1. The first simple strategy drives the input with no feedback and compares the output to the input. For op-amps, DC feedback is required to set the operating point, so a huge capacitor is used to remove the AC feedback. But your tubes operating point is set by the cathode resistors, and no DC feedback is needed. The grid DC voltage needs to be ~zero. Note as well that your feedback is positive. In a real circuit, the output would probably clip so this is not the preferred approach, although Simulation can ignore such limitations.
2. The preferred approach is to put the stimulus in the feedback loop. Then, you measure the amount that the output cancels the stimulus. There is no huge capacitor involved but the stimulus is floating. Suppose the OLG is x99 and the stimulus is 1V, then the output is 0.99V which cancels all but 0.01V of the stimulus, 0.01+0.99=1; 0.01x99=0.99.

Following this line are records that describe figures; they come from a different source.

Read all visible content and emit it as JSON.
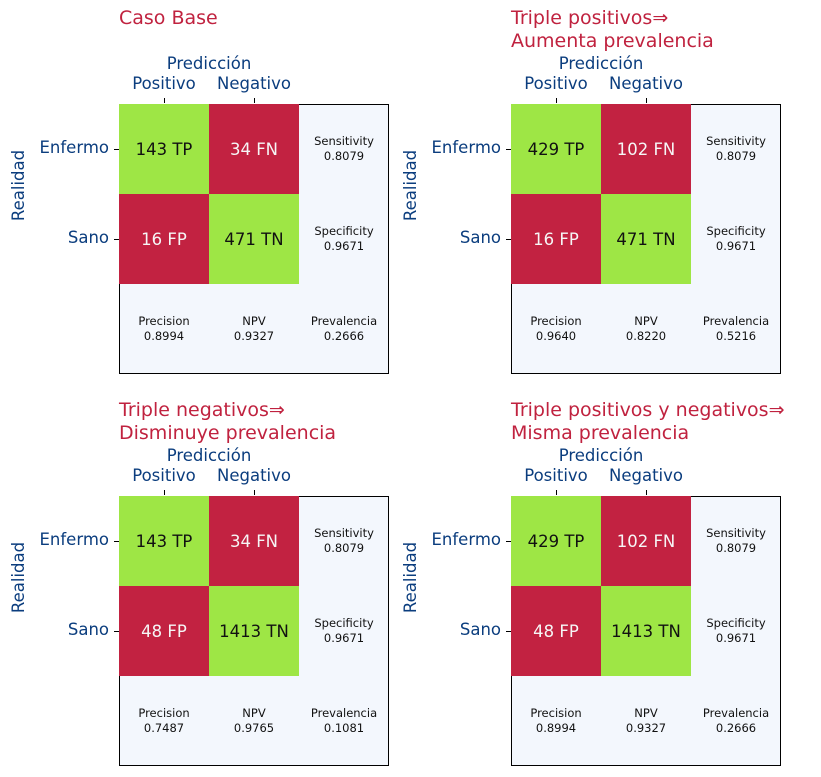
{
  "chart_data": [
    {
      "type": "table",
      "title": "Caso Base",
      "subtitle": "",
      "xlabel": "Predicción",
      "ylabel": "Realidad",
      "col_labels": [
        "Positivo",
        "Negativo"
      ],
      "row_labels": [
        "Enfermo",
        "Sano"
      ],
      "cells": [
        [
          "143 TP",
          "34 FN"
        ],
        [
          "16 FP",
          "471 TN"
        ]
      ],
      "values": [
        [
          143,
          34
        ],
        [
          16,
          471
        ]
      ],
      "sensitivity": {
        "label": "Sensitivity",
        "value": "0.8079"
      },
      "specificity": {
        "label": "Specificity",
        "value": "0.9671"
      },
      "precision": {
        "label": "Precision",
        "value": "0.8994"
      },
      "npv": {
        "label": "NPV",
        "value": "0.9327"
      },
      "prevalencia": {
        "label": "Prevalencia",
        "value": "0.2666"
      },
      "grid": false
    },
    {
      "type": "table",
      "title": "Triple positivos⇒",
      "subtitle": "Aumenta prevalencia",
      "xlabel": "Predicción",
      "ylabel": "Realidad",
      "col_labels": [
        "Positivo",
        "Negativo"
      ],
      "row_labels": [
        "Enfermo",
        "Sano"
      ],
      "cells": [
        [
          "429 TP",
          "102 FN"
        ],
        [
          "16 FP",
          "471 TN"
        ]
      ],
      "values": [
        [
          429,
          102
        ],
        [
          16,
          471
        ]
      ],
      "sensitivity": {
        "label": "Sensitivity",
        "value": "0.8079"
      },
      "specificity": {
        "label": "Specificity",
        "value": "0.9671"
      },
      "precision": {
        "label": "Precision",
        "value": "0.9640"
      },
      "npv": {
        "label": "NPV",
        "value": "0.8220"
      },
      "prevalencia": {
        "label": "Prevalencia",
        "value": "0.5216"
      },
      "grid": false
    },
    {
      "type": "table",
      "title": "Triple negativos⇒",
      "subtitle": "Disminuye prevalencia",
      "xlabel": "Predicción",
      "ylabel": "Realidad",
      "col_labels": [
        "Positivo",
        "Negativo"
      ],
      "row_labels": [
        "Enfermo",
        "Sano"
      ],
      "cells": [
        [
          "143 TP",
          "34 FN"
        ],
        [
          "48 FP",
          "1413 TN"
        ]
      ],
      "values": [
        [
          143,
          34
        ],
        [
          48,
          1413
        ]
      ],
      "sensitivity": {
        "label": "Sensitivity",
        "value": "0.8079"
      },
      "specificity": {
        "label": "Specificity",
        "value": "0.9671"
      },
      "precision": {
        "label": "Precision",
        "value": "0.7487"
      },
      "npv": {
        "label": "NPV",
        "value": "0.9765"
      },
      "prevalencia": {
        "label": "Prevalencia",
        "value": "0.1081"
      },
      "grid": false
    },
    {
      "type": "table",
      "title": "Triple positivos y negativos⇒",
      "subtitle": "Misma prevalencia",
      "xlabel": "Predicción",
      "ylabel": "Realidad",
      "col_labels": [
        "Positivo",
        "Negativo"
      ],
      "row_labels": [
        "Enfermo",
        "Sano"
      ],
      "cells": [
        [
          "429 TP",
          "102 FN"
        ],
        [
          "48 FP",
          "1413 TN"
        ]
      ],
      "values": [
        [
          429,
          102
        ],
        [
          48,
          1413
        ]
      ],
      "sensitivity": {
        "label": "Sensitivity",
        "value": "0.8079"
      },
      "specificity": {
        "label": "Specificity",
        "value": "0.9671"
      },
      "precision": {
        "label": "Precision",
        "value": "0.8994"
      },
      "npv": {
        "label": "NPV",
        "value": "0.9327"
      },
      "prevalencia": {
        "label": "Prevalencia",
        "value": "0.2666"
      },
      "grid": false
    }
  ],
  "colors": {
    "title": "#c0223f",
    "label": "#0b3d7e",
    "correct_cell": "#9ee645",
    "error_cell": "#c22241",
    "metric_background": "#f3f7fd"
  }
}
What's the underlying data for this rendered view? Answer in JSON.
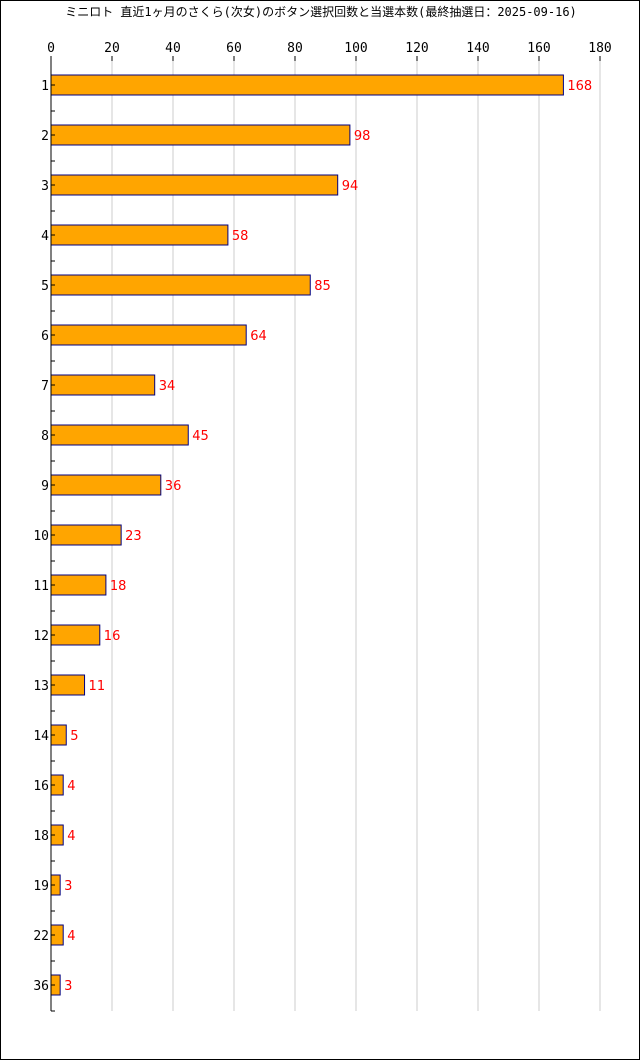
{
  "colors": {
    "bar_fill": "#ffa500",
    "bar_stroke": "#000080",
    "value_label": "#ff0000",
    "grid": "#cccccc",
    "axis": "#000000"
  },
  "chart_data": {
    "type": "bar",
    "orientation": "horizontal",
    "title": "ミニロト 直近1ヶ月のさくら(次女)のボタン選択回数と当選本数(最終抽選日：2025-09-16)",
    "categories": [
      "1",
      "2",
      "3",
      "4",
      "5",
      "6",
      "7",
      "8",
      "9",
      "10",
      "11",
      "12",
      "13",
      "14",
      "16",
      "18",
      "19",
      "22",
      "36"
    ],
    "values": [
      168,
      98,
      94,
      58,
      85,
      64,
      34,
      45,
      36,
      23,
      18,
      16,
      11,
      5,
      4,
      4,
      3,
      4,
      3
    ],
    "xlim": [
      0,
      180
    ],
    "x_ticks": [
      0,
      20,
      40,
      60,
      80,
      100,
      120,
      140,
      160,
      180
    ],
    "xlabel": "",
    "ylabel": "",
    "grid": true,
    "data_labels": true
  }
}
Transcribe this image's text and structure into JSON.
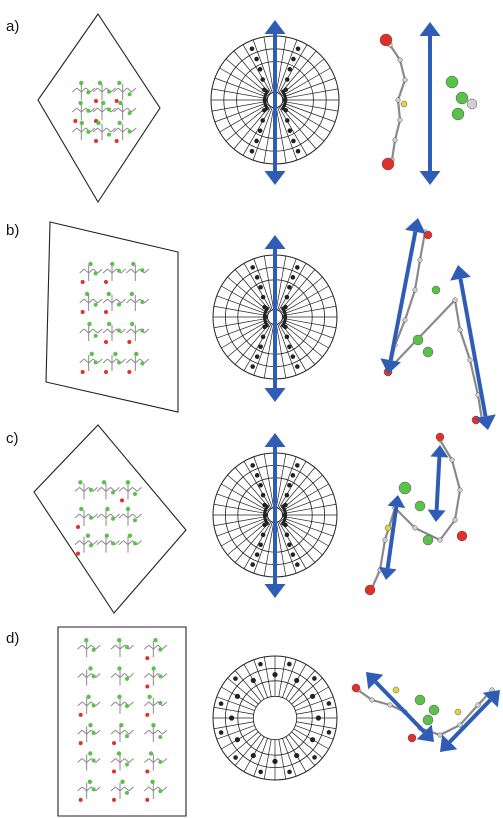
{
  "panels": [
    {
      "label": "a)",
      "cell_shape": "rhombus"
    },
    {
      "label": "b)",
      "cell_shape": "parallelogram"
    },
    {
      "label": "c)",
      "cell_shape": "rhombus"
    },
    {
      "label": "d)",
      "cell_shape": "rectangle"
    }
  ],
  "colors": {
    "arrow": "#2f5db5",
    "bond": "#8a8a8a",
    "fluorine": "#5ac24a",
    "oxygen": "#e0302a",
    "sulfur": "#e8d23a",
    "hydrogen": "#cfcfcf",
    "line": "#222222"
  },
  "icons": [
    "unit-cell-outline",
    "polar-stereographic-net",
    "dipole-arrow",
    "molecule-fragment"
  ]
}
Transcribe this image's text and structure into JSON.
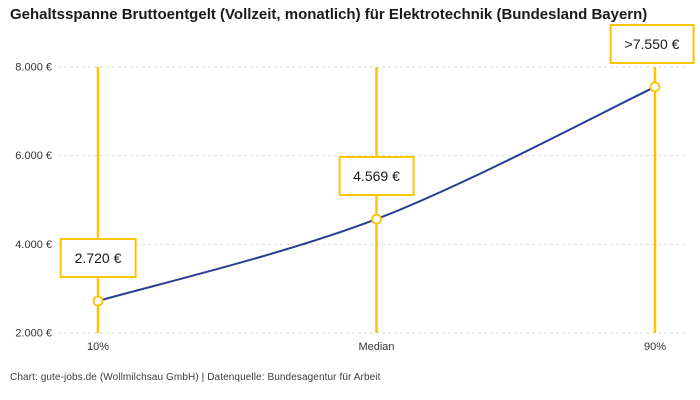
{
  "title": "Gehaltsspanne Bruttoentgelt (Vollzeit, monatlich) für Elektrotechnik (Bundesland Bayern)",
  "footer": "Chart: gute-jobs.de (Wollmilchsau GmbH) | Datenquelle: Bundesagentur für Arbeit",
  "colors": {
    "line": "#253e90",
    "accent": "#ffc400",
    "grid": "#d9d9d9",
    "title_text": "#1a1a1a",
    "tick_text": "#333333"
  },
  "chart_data": {
    "type": "line",
    "title": "Gehaltsspanne Bruttoentgelt (Vollzeit, monatlich) für Elektrotechnik (Bundesland Bayern)",
    "categories": [
      "10%",
      "Median",
      "90%"
    ],
    "values": [
      2720,
      4569,
      7550
    ],
    "point_labels": [
      "2.720 €",
      "4.569 €",
      ">7.550 €"
    ],
    "ylim": [
      2000,
      8000
    ],
    "yticks": [
      2000,
      4000,
      6000,
      8000
    ],
    "ytick_labels": [
      "2.000 €",
      "4.000 €",
      "6.000 €",
      "8.000 €"
    ],
    "grid": true,
    "legend": false,
    "marker_style": "open-circle",
    "vertical_markers": true
  }
}
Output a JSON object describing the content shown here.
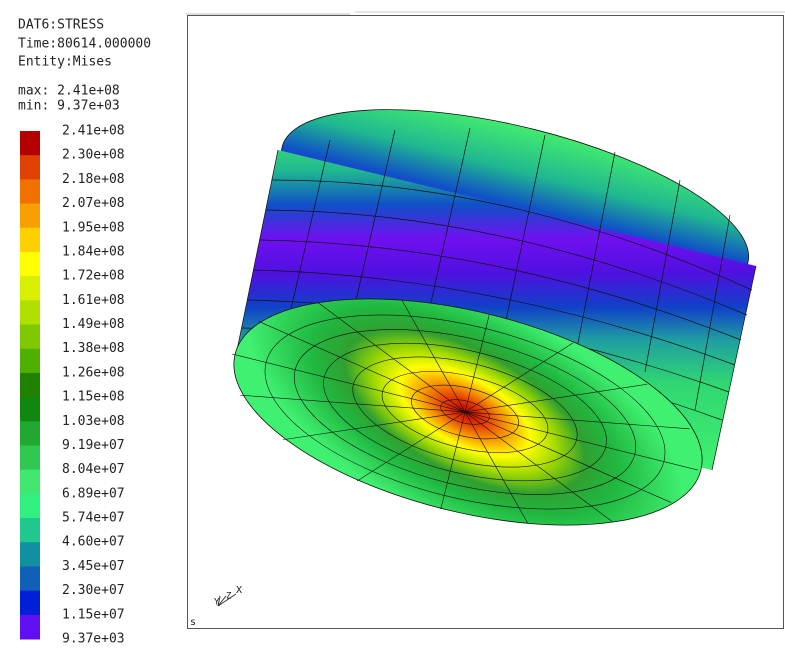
{
  "header": {
    "dataset": "DAT6:STRESS",
    "time": "Time:80614.000000",
    "entity": "Entity:Mises",
    "max": "max: 2.41e+08",
    "min": "min: 9.37e+03"
  },
  "legend": {
    "labels": [
      "2.41e+08",
      "2.30e+08",
      "2.18e+08",
      "2.07e+08",
      "1.95e+08",
      "1.84e+08",
      "1.72e+08",
      "1.61e+08",
      "1.49e+08",
      "1.38e+08",
      "1.26e+08",
      "1.15e+08",
      "1.03e+08",
      "9.19e+07",
      "8.04e+07",
      "6.89e+07",
      "5.74e+07",
      "4.60e+07",
      "3.45e+07",
      "2.30e+07",
      "1.15e+07",
      "9.37e+03"
    ],
    "colors": [
      "#b40000",
      "#e04000",
      "#f07000",
      "#f8a000",
      "#ffd000",
      "#ffff00",
      "#d8f000",
      "#b0e000",
      "#80c800",
      "#50b000",
      "#208000",
      "#108810",
      "#20a830",
      "#30c850",
      "#40e870",
      "#30f080",
      "#20c890",
      "#1090a0",
      "#1060b8",
      "#0020d8",
      "#6010f0"
    ]
  },
  "triad": {
    "y": "Y",
    "z": "Z",
    "x": "X"
  },
  "corner": "s"
}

3. If you really want to know about OLG simulation, you can read up on the TIAN probe, but it is complicated, and results are the same as a well-placed simple "probe". LTspice has some examples in the educational folder.
 
Thanks both.
Yes, I was applying the same method as for the op-amps and, in this case, makes no sense.

Next try. The simplest one. I just applied the AC source to the grid of the first triode and measured at the output.
The cap I put at the output is floating but it is just to remove the dc value.